Abstract 1956P
Background
Afatinib has shown durable responses in patients (pts) with solid tumours harbouring NRG1 gene fusions. The key objectives of this feasibility assessment were to determine the number of patients with NRG1 gene fusion-positive solid tumours available for analyses, characterise their treatment with afatinib and other systemic therapies, and gain insights into treatment patterns and testing for a larger, retrospective, real-world study.
Methods
US physicians in the Cardinal Health Oncology Provider Extended Network retrospectively abstracted data from medical records on adult pts with any solid tumour carrying a NRG1 gene fusion. Eligible pts had been treated with either afatinib or another systemic therapy (no prior afatinib) in any treatment line between Jan 2017 and Mar 2020 and had been followed up for ≥8 weeks. The target sample size was up to 120 pts. Data were reviewed by Cardinal Health and summarised using descriptive statistics for each treatment group.
Results
Twelve physicians participated (community practices n=9; academic settings n=3). A total of 108 pts with NRG1 gene fusion-positive tumours were identified; 67 pts received afatinib and 41 pts received other therapies. Pt and tumour characteristics and treatment patterns are shown in the table. The most common testing methodologies for NRG1 gene fusions were via mRNA (n=54; 50%) and DNA sequencing (n=28; 26%). Methodology was documented as other for 1 (<1%) pt and unknown for 25 (23%) pts. Testing was performed most frequently prior to first-line therapy (n=64; 59%). The most common fusion partners were CD74 (n=19; 18%) and SDC4 (n=14; 13%). Fusion partners were unknown for 22 (20%) pts. Table: 1956P
| Afatinib (n=67) | Other (n=41) | |
| Median age, yrs | 60 | 59 |
| Primary tumour type (≥10%*), n (%) | ||
| NSCLC | 27 (40) | 23 (56) |
| Pancreatic | 11 (16) | 3 (7) |
| Colorectal | 7 (10) | 3 (7) |
| Cholangiocarcinoma | 7 (10) | 3 (7) |
| Breast | 3 (4) | 4 (10) |
| Line in which treatment was received†, n (%) | ||
| 1 | 17 (25) | 41 (100) |
| 2 | 35 (52) | 14 (34) |
| 3 | 14 (21) | 3 (7) |
| 4 | 4 (6) | 0 |
| Median treatment duration by line, wks (min–max) | ||
| 1 | 36 (20–63) | 32 (12–52) |
| 2 | 30 (10–40) | 34 (12–60) |
| 3 | 18.5 (8–38) | 12 (12–12) |
| 4 | 16 (16–16) | n/a |
| Pts still receiving active therapy, n (%) | 31 (46) | 13 (32) |
| Reasons for treatment discontinuation (≥20%*), n (%) | ||
| Disease progression | 18 (27) | 9 (22) |
| Scheduled therapy completed | 2 (3) | 15 (37) |
*In either group; †n=3 pts received afatinib in two lines; pts reported in each line received.
Conclusions
These data support previous findings that NRG1 gene fusions are detected across multiple tumour types, most commonly in lung and gastrointestinal malignancies. Furthermore, these findings provide a rationale to perform a larger, retrospective, chart-based cohort study assessing treatment outcomes in pts with NRG1-positive tumours.
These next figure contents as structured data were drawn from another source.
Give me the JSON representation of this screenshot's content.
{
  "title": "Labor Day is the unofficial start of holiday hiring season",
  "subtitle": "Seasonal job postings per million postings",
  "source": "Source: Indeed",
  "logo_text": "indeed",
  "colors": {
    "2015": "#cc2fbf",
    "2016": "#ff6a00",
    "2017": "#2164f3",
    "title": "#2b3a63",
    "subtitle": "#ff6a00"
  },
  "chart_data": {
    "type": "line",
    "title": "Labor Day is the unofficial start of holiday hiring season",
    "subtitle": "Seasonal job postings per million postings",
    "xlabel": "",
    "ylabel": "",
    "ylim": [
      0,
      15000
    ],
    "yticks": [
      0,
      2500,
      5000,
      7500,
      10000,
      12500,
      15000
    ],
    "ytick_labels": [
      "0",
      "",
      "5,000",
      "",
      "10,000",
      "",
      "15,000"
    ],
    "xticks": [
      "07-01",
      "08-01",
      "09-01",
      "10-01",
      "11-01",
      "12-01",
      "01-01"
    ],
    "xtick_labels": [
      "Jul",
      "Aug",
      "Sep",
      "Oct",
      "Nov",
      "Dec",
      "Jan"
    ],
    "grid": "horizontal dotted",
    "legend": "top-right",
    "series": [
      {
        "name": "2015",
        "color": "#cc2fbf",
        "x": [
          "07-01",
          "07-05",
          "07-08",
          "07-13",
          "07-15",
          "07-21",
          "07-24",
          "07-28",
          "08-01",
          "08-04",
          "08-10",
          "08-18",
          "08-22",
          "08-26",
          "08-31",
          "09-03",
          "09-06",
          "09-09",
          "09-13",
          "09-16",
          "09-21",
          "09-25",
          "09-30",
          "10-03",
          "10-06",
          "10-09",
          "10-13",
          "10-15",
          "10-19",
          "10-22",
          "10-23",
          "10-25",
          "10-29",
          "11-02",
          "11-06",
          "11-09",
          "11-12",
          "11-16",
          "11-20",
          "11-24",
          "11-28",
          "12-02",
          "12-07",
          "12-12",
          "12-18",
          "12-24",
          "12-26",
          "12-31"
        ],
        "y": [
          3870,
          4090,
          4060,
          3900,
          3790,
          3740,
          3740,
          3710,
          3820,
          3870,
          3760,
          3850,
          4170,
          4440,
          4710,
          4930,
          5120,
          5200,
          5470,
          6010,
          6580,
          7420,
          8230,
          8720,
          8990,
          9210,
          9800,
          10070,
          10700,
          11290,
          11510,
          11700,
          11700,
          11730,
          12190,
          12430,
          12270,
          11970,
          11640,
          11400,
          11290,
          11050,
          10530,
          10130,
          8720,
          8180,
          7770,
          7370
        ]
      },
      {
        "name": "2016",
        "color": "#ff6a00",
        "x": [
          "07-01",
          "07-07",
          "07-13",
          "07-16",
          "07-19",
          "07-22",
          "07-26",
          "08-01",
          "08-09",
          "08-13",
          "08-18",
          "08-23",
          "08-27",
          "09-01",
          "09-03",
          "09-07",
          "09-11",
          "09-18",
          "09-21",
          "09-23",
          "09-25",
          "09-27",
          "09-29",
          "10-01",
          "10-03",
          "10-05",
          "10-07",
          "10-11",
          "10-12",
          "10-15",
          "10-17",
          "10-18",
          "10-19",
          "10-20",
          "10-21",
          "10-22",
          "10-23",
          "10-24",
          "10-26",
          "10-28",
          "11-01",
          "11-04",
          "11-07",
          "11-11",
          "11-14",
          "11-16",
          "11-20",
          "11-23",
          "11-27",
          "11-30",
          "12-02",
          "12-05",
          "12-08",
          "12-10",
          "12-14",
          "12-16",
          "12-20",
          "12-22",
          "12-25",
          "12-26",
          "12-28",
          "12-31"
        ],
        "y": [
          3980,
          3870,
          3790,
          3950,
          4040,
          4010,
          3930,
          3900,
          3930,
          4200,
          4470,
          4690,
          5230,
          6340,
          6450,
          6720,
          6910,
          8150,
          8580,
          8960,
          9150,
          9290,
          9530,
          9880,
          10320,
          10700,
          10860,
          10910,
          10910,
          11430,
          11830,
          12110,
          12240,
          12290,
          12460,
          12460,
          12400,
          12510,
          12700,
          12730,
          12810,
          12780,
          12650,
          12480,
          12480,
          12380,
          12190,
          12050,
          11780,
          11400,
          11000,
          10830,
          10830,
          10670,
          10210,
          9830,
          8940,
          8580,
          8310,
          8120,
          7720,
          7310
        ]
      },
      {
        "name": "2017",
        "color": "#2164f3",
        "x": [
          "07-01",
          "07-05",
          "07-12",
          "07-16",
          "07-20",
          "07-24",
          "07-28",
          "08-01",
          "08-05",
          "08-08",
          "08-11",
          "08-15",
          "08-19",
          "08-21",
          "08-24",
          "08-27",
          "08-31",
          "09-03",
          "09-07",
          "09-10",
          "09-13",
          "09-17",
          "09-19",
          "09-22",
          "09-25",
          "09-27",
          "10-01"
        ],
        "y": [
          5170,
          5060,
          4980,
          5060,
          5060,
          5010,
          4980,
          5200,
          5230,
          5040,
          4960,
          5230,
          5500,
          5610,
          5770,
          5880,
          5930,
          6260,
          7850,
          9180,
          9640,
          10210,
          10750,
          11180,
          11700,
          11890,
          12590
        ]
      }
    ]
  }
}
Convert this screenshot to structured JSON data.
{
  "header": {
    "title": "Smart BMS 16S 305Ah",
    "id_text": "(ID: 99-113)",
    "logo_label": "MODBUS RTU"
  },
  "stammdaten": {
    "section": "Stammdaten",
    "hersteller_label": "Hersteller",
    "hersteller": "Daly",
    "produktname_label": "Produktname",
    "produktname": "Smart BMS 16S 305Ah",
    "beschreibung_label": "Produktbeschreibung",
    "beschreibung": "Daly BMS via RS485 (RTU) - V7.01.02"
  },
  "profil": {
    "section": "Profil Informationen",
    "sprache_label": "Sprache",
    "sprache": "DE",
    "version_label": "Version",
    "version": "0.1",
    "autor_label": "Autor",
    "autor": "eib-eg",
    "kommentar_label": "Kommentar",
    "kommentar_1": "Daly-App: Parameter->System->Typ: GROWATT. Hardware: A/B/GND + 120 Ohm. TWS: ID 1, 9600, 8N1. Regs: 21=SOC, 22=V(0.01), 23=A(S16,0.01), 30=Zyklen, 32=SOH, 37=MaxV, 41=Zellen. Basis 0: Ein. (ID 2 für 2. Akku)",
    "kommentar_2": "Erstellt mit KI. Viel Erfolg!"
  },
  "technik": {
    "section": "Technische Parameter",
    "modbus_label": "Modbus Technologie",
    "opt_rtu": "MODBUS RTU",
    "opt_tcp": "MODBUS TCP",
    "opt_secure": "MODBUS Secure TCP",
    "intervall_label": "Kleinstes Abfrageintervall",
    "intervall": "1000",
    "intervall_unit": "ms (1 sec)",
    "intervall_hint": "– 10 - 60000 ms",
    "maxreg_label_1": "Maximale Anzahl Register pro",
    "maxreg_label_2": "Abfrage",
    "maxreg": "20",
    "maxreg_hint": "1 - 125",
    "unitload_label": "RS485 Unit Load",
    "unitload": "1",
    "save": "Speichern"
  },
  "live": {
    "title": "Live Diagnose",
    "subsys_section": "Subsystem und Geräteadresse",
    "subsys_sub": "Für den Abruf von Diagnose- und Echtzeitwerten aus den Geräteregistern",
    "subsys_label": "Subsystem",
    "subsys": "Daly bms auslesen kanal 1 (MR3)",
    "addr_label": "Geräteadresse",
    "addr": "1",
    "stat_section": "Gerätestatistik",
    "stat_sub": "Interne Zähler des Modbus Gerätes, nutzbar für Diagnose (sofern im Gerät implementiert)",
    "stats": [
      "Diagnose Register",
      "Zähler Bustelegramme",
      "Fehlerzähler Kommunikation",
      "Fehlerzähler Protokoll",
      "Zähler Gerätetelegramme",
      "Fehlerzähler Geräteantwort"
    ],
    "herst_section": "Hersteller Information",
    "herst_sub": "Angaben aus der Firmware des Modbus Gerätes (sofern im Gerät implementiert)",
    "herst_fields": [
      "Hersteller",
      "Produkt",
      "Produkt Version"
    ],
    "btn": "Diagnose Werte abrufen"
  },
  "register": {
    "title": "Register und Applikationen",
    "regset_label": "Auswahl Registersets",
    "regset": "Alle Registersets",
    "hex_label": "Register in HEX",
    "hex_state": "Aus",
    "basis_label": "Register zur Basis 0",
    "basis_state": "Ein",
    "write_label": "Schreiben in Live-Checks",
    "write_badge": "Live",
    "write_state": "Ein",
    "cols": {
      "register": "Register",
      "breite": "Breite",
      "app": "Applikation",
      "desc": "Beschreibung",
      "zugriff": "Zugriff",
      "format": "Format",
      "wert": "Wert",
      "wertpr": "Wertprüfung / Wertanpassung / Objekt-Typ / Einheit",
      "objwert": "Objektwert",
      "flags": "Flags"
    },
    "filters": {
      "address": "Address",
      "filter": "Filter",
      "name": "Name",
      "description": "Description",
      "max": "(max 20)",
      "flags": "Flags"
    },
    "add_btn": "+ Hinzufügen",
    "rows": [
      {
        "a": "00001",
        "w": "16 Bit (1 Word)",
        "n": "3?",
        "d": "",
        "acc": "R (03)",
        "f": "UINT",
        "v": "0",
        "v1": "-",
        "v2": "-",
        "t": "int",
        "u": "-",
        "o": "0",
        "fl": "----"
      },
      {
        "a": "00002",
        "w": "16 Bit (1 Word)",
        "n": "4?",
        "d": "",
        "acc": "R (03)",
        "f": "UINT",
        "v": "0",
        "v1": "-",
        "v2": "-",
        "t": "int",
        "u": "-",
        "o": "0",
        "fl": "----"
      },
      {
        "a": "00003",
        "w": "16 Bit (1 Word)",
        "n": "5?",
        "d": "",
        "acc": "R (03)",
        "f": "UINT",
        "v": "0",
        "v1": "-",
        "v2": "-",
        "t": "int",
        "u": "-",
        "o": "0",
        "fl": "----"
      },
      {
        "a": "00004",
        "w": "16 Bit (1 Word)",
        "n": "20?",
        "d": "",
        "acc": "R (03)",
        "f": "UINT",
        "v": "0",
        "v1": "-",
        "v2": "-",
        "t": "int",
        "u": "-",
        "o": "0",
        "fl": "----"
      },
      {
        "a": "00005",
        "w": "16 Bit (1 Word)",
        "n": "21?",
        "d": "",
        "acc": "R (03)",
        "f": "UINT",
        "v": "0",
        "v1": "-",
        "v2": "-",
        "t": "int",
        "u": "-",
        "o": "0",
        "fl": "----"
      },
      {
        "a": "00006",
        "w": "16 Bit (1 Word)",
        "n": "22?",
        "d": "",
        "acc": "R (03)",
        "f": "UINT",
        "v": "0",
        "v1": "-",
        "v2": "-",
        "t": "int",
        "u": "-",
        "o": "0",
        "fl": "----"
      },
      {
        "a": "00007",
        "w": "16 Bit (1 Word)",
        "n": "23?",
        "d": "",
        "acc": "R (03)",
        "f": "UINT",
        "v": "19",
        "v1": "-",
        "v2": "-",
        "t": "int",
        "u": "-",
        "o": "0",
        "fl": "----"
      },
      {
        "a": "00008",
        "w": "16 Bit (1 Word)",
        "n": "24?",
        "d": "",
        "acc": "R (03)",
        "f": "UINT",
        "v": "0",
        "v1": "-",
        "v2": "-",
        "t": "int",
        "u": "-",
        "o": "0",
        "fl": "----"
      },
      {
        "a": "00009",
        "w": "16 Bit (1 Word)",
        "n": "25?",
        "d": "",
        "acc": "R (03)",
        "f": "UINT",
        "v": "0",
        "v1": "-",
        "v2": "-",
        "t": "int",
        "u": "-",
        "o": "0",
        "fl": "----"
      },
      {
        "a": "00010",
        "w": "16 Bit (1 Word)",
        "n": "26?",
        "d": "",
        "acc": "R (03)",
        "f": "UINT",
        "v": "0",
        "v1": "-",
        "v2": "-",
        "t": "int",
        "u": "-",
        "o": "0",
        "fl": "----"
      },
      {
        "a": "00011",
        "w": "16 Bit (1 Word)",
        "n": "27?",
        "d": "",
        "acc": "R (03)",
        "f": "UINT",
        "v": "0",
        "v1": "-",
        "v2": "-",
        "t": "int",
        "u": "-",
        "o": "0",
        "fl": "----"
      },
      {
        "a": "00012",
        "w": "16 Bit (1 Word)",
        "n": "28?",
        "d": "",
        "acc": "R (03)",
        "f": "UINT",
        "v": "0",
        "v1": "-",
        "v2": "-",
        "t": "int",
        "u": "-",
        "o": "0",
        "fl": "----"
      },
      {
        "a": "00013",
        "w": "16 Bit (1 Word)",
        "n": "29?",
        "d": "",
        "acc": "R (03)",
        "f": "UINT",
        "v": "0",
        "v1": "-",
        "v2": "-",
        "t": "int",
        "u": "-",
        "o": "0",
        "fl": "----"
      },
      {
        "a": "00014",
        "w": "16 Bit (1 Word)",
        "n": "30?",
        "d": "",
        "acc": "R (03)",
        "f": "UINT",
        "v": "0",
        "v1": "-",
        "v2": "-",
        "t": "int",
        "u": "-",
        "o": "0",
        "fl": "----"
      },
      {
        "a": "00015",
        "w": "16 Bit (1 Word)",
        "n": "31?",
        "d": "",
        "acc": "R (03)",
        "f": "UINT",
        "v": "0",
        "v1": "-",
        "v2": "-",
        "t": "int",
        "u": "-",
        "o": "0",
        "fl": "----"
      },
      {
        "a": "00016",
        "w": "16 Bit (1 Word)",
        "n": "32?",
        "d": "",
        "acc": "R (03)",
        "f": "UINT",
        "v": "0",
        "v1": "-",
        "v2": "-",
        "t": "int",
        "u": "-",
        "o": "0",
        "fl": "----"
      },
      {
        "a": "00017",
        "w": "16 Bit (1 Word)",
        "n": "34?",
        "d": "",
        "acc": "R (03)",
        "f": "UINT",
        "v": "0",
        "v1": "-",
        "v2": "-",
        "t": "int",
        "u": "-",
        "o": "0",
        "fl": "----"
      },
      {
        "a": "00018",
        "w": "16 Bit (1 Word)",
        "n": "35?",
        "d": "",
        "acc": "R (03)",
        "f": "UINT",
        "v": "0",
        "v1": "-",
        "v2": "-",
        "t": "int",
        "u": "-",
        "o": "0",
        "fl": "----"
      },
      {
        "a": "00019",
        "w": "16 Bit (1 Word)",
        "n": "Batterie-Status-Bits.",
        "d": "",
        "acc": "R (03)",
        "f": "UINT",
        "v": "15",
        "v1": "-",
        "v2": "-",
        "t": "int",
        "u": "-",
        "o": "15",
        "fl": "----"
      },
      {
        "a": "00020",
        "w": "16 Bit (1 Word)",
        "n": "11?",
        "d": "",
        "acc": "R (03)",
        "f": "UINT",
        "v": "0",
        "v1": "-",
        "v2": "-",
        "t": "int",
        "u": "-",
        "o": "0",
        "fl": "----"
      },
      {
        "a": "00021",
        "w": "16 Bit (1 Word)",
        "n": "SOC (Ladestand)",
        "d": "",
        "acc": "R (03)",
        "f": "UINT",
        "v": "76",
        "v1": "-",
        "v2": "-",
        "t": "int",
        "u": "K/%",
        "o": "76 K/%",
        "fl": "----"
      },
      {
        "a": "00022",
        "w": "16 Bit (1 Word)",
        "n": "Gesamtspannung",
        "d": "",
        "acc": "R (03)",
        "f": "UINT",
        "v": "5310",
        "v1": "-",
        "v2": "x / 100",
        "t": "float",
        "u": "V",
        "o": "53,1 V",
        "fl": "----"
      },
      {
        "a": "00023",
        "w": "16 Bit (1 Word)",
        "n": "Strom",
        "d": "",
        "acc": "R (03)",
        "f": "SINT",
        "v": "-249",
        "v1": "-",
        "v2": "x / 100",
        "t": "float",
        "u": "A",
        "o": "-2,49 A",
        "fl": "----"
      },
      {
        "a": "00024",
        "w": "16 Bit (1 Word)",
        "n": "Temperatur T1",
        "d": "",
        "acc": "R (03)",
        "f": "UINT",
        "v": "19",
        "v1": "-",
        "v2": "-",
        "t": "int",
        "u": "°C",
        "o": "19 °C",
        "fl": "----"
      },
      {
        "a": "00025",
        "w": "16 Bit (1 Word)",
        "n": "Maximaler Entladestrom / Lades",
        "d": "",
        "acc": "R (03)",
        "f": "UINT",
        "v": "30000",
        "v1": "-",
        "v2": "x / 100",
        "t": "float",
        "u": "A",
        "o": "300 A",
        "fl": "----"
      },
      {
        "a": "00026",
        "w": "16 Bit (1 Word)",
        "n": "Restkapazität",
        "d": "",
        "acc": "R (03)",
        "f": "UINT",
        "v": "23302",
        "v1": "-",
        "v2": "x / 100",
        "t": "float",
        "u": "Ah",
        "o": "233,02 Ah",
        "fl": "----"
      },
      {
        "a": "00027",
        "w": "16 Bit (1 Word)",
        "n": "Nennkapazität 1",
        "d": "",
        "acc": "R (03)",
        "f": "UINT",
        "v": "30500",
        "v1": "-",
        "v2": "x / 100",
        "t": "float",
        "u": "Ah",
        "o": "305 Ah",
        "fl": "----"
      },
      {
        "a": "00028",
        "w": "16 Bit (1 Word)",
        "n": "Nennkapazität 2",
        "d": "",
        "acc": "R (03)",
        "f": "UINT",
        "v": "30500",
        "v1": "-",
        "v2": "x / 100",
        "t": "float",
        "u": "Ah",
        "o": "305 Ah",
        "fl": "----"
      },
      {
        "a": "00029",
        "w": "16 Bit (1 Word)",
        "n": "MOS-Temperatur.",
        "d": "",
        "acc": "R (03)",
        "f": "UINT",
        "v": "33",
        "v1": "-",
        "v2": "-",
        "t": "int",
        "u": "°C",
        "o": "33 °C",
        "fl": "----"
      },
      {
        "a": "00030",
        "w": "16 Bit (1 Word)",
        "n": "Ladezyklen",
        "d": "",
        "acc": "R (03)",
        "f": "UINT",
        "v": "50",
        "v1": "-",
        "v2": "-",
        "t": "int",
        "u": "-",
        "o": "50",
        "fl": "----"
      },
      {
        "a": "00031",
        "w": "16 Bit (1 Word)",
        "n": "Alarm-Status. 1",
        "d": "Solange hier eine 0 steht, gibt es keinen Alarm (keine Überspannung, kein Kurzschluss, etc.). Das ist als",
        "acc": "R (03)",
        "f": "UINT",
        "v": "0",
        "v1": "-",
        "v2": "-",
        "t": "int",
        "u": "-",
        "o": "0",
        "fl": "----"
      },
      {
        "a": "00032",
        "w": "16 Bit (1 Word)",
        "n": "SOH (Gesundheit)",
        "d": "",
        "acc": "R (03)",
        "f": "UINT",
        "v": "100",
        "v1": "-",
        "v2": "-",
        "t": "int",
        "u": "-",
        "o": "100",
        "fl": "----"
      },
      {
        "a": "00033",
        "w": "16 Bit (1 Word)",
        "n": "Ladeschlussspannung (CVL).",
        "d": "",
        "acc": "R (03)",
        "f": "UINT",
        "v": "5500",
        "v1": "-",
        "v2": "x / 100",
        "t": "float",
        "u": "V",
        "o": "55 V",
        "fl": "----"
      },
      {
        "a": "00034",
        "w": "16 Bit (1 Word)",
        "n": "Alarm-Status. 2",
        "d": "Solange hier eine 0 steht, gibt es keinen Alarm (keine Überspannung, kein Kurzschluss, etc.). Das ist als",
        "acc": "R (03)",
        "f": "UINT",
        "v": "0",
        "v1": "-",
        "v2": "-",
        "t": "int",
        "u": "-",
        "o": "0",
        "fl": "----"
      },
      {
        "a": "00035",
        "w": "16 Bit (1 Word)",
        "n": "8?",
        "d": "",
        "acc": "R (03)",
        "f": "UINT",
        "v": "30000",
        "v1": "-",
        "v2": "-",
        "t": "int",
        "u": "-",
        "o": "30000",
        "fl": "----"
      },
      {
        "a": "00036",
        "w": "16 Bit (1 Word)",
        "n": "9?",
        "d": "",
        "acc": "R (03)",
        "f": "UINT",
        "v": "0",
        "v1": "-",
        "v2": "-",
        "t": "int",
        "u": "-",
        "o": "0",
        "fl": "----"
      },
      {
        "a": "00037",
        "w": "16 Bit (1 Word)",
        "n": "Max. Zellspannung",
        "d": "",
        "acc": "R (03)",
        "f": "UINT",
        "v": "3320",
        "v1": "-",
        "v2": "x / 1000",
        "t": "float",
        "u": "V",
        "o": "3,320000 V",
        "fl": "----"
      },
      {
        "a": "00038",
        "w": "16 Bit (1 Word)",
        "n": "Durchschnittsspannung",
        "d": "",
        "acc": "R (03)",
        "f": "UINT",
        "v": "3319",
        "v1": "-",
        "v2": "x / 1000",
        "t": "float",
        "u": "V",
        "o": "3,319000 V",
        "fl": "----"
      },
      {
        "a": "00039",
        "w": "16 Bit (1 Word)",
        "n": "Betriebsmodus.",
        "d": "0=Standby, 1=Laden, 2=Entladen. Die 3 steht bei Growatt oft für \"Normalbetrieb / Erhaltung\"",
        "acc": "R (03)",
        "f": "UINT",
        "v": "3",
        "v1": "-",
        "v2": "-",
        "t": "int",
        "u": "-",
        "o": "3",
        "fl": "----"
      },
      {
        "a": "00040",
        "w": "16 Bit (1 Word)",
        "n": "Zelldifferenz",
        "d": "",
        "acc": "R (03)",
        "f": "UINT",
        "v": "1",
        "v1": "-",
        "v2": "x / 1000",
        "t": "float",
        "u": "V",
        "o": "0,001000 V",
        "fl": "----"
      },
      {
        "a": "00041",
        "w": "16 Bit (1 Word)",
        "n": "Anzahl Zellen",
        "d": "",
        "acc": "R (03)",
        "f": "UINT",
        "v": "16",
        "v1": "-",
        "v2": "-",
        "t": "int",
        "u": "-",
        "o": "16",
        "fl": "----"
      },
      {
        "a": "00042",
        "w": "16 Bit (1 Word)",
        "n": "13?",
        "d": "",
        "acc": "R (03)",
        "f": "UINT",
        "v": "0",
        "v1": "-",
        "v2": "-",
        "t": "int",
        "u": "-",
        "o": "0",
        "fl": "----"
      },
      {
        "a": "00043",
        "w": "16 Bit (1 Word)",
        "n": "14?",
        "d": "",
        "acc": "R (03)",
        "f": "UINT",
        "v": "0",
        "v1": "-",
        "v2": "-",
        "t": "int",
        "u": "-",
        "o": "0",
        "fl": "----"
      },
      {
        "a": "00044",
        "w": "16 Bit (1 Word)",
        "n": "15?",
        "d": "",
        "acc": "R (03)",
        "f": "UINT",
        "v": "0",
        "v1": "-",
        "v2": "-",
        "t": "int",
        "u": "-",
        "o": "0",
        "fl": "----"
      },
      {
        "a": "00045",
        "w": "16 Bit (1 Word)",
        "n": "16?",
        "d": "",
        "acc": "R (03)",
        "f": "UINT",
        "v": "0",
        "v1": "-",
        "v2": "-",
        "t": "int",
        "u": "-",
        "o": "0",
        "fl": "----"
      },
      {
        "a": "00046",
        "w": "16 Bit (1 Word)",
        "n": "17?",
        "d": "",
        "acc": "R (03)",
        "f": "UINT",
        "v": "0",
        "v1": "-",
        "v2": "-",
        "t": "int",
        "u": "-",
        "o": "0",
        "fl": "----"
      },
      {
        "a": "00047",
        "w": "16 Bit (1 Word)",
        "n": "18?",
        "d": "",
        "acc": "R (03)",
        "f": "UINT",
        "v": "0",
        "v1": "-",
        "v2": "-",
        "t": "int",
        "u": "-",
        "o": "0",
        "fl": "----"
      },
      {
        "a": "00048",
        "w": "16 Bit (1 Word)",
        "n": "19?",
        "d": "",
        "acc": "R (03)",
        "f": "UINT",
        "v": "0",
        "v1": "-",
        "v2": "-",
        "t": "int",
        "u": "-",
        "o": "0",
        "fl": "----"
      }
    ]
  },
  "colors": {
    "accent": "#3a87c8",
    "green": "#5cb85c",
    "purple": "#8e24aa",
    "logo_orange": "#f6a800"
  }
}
Clinical trial identification
n/a
Editorial acknowledgement
Writing, editorial support, and formatting assistance was provided by Laura Winton of GeoMed, an Ashfield company, part of UDG Healthcare PLC, which was contracted and funded by Boehringer Ingelheim Pharmaceuticals, Inc. (BIPI).
Legal entity responsible for the study
Boehringer Ingelheim Pharmaceuticals, Inc.
Funding
Boehringer Ingelheim Pharmaceuticals, Inc.
Disclosure
A. Gajra, J. Kaufman, J. Laney: Full/Part-time employment: Cardinal Health. A.J. Klink: Shareholder/Stockholder/Stock options, Full/Part-time employment: Cardinal Health. A. Cseh, K. Fernamberg, B. Moehring: Full/Part-time employment: Boehringer Ingelheim. All other authors have declared no conflicts of interest.